NEW YORK (PIX11) — A White House report on the handling of rape at college campuses suggests that schools start doing anonymous surveys, asking students to talk about the climate of sexual assault on campuses, to give prevention workshops and access to confidential advocates.
Recommendations also include having sexual misconduct policies that fit guidelines, trauma training for staff and 24-access for rape survivors to be able to report an incident.
Vice President Joe Biden also emphasized that rape survivors should not have to give extremely personal information to campus investigators.
“They have no right to know about your sexual history or conduct,” Biden said. “It’s none of their business.”
Madeline Smith, a Harvard student who said she was raped last year, spoke about the difficulties of dealing with the administration throughout the process of reporting what happened to her.
“What it’s like sitting in a room full of Harvard professors as they look at a magnified photo of your backside covered in bruises and broken blood vessels,” Smith said.
Both Columbia University and the University of Connecticut are being sued by students and former students for the schools’ handling of their rape cases.
UConn president Susan Herbst reiterated the school’s “zero tolerance” attitude toward rape in a letter last year.
Meanwhile Columbia University said, in a statement to Pix11 News that it applauded the President, Vice President and Senator Kirsten Gillibrand for leading the effort in dealing with sexual assault.

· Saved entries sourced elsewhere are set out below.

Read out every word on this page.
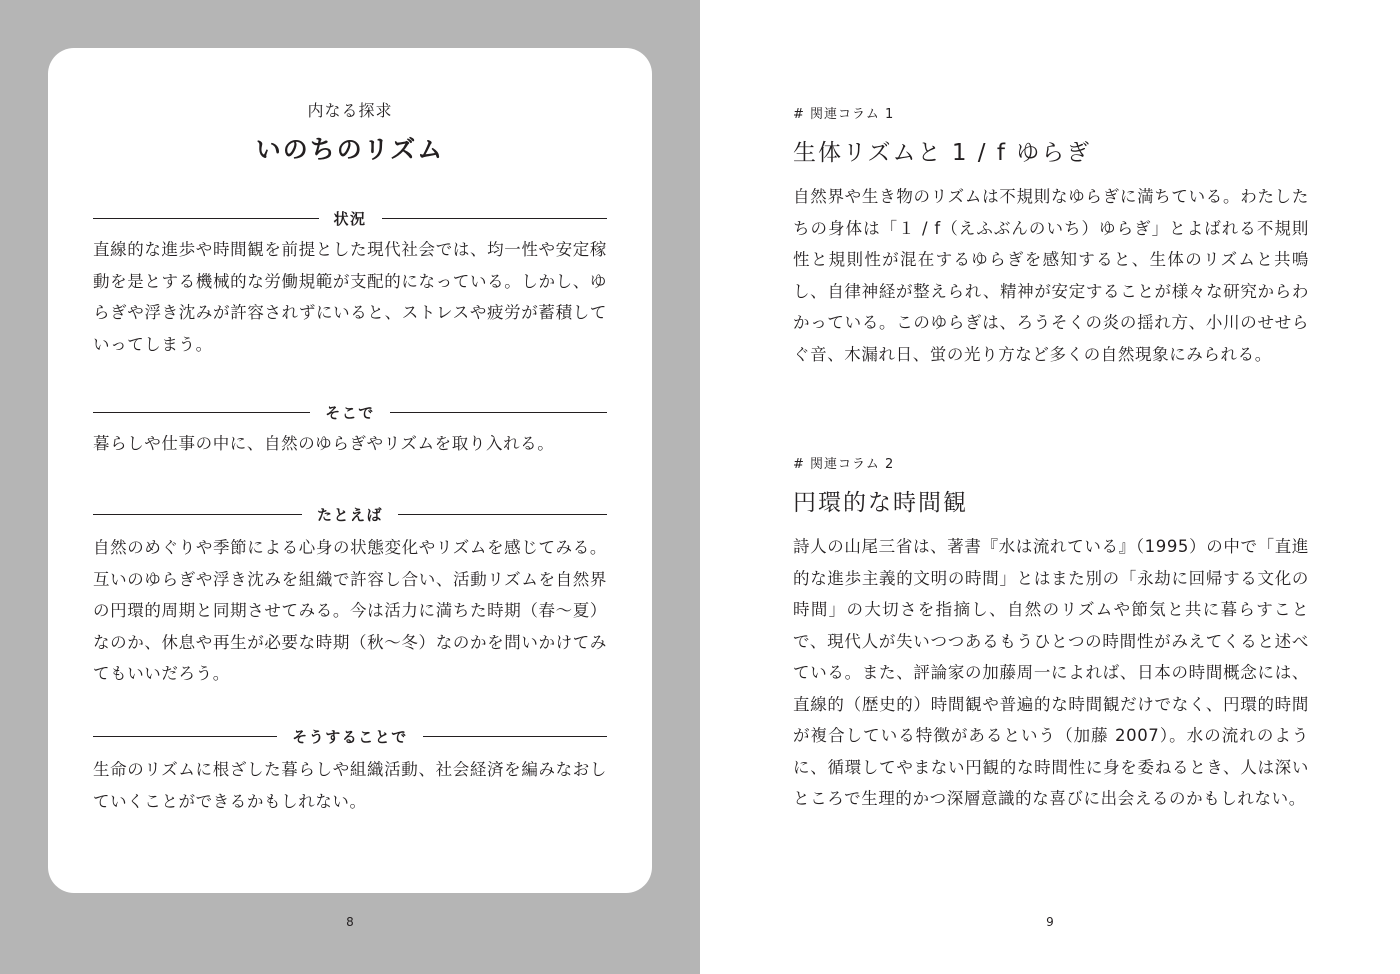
内なる探求
いのちのリズム
状況

直線的な進歩や時間観を前提とした現代社会では、均一性や安定稼動を是とする機械的な労働規範が支配的になっている。しかし、ゆらぎや浮き沈みが許容されずにいると、ストレスや疲労が蓄積していってしまう。

そこで

暮らしや仕事の中に、自然のゆらぎやリズムを取り入れる。

たとえば

自然のめぐりや季節による心身の状態変化やリズムを感じてみる。互いのゆらぎや浮き沈みを組織で許容し合い、活動リズムを自然界の円環的周期と同期させてみる。今は活力に満ちた時期（春〜夏）なのか、休息や再生が必要な時期（秋〜冬）なのかを問いかけてみてもいいだろう。

そうすることで

生命のリズムに根ざした暮らしや組織活動、社会経済を編みなおしていくことができるかもしれない。

8
# 関連コラム 1
生体リズムと 1 / f ゆらぎ

自然界や生き物のリズムは不規則なゆらぎに満ちている。わたしたちの身体は「１ / f（えふぶんのいち）ゆらぎ」とよばれる不規則性と規則性が混在するゆらぎを感知すると、生体のリズムと共鳴し、自律神経が整えられ、精神が安定することが様々な研究からわかっている。このゆらぎは、ろうそくの炎の揺れ方、小川のせせらぐ音、木漏れ日、蛍の光り方など多くの自然現象にみられる。

# 関連コラム 2
円環的な時間観

詩人の山尾三省は、著書『水は流れている』（1995）の中で「直進的な進歩主義的文明の時間」とはまた別の「永劫に回帰する文化の時間」の大切さを指摘し、自然のリズムや節気と共に暮らすことで、現代人が失いつつあるもうひとつの時間性がみえてくると述べている。また、評論家の加藤周一によれば、日本の時間概念には、直線的（歴史的）時間観や普遍的な時間観だけでなく、円環的時間が複合している特徴があるという（加藤 2007）。水の流れのように、循環してやまない円観的な時間性に身を委ねるとき、人は深いところで生理的かつ深層意識的な喜びに出会えるのかもしれない。

9
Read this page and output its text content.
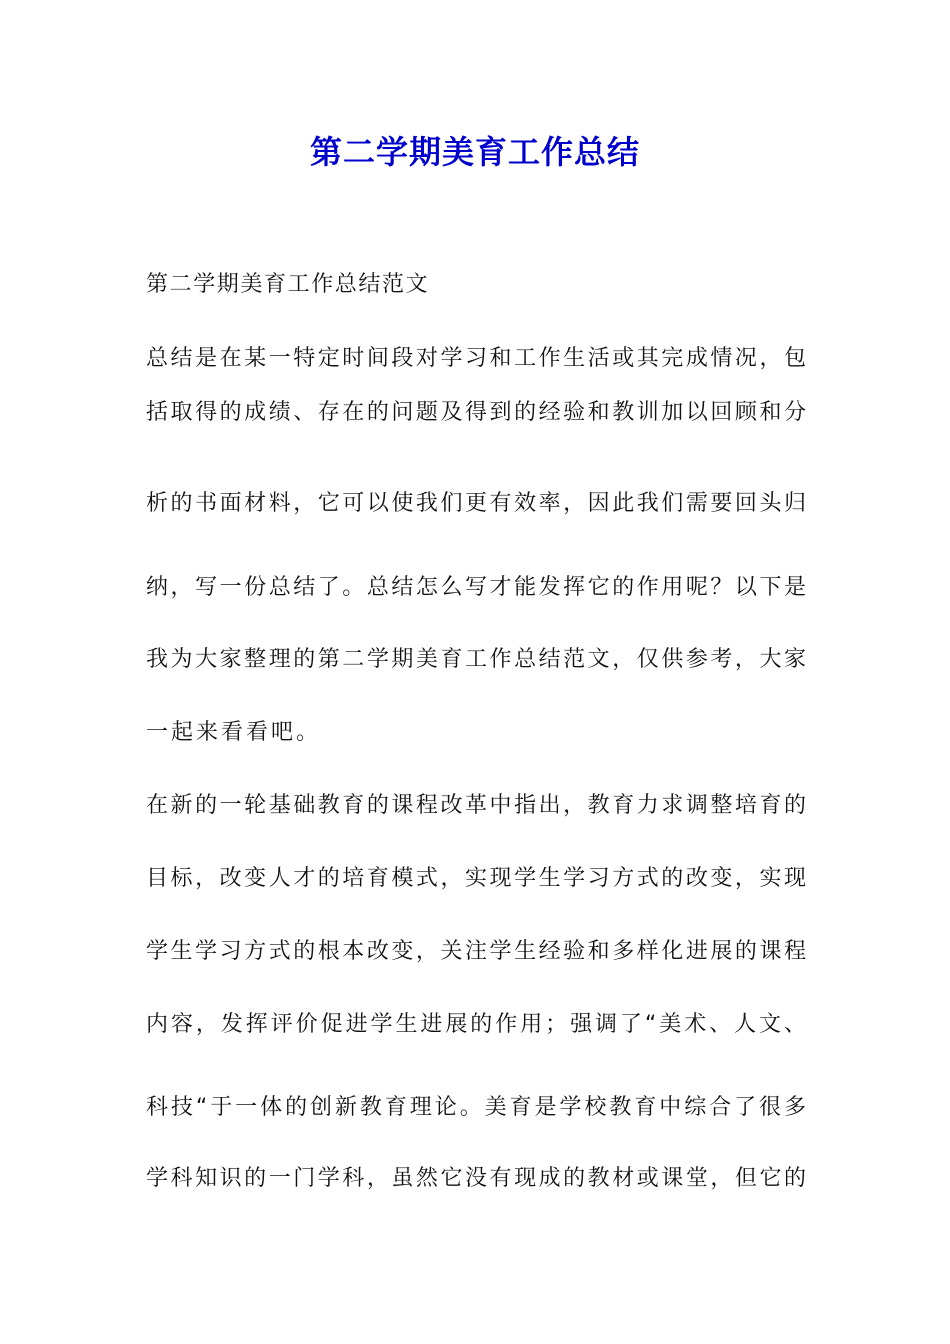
第二学期美育工作总结
第二学期美育工作总结范文
总结是在某一特定时间段对学习和工作生活或其完成情况，包
括取得的成绩、存在的问题及得到的经验和教训加以回顾和分
析的书面材料，它可以使我们更有效率，因此我们需要回头归
纳，写一份总结了。总结怎么写才能发挥它的作用呢？以下是
我为大家整理的第二学期美育工作总结范文，仅供参考，大家
一起来看看吧。
在新的一轮基础教育的课程改革中指出，教育力求调整培育的
目标，改变人才的培育模式，实现学生学习方式的改变，实现
学生学习方式的根本改变，关注学生经验和多样化进展的课程
内容，发挥评价促进学生进展的作用；强调了“美术、人文、
科技“于一体的创新教育理论。美育是学校教育中综合了很多
学科知识的一门学科，虽然它没有现成的教材或课堂，但它的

Students at Columbia said the school already did many of the things the White House recommended in its report, but could still improve. Student Xavier du Maine said, for example, that the school required freshmen to undergo sexual violence prevention workshops, that du Maine said had the theme of “Consent is Sexy.”
“That’s the only thing they really are saying about this issue – as long as you have consent it’s fine,” du Maine said. “It’s also not really addressing the partying and drinking culture which is also contributing to that.”
Columbia University said in its statement Tuesday that it is making changes to that mandatory training, as well as access to peer advocates as well as web and phone services.
The University said it would also heighten “procedural safeguards” for rape survivors who involve the University in the investigation process, and that it would put together a town hall discussion to hear more from students.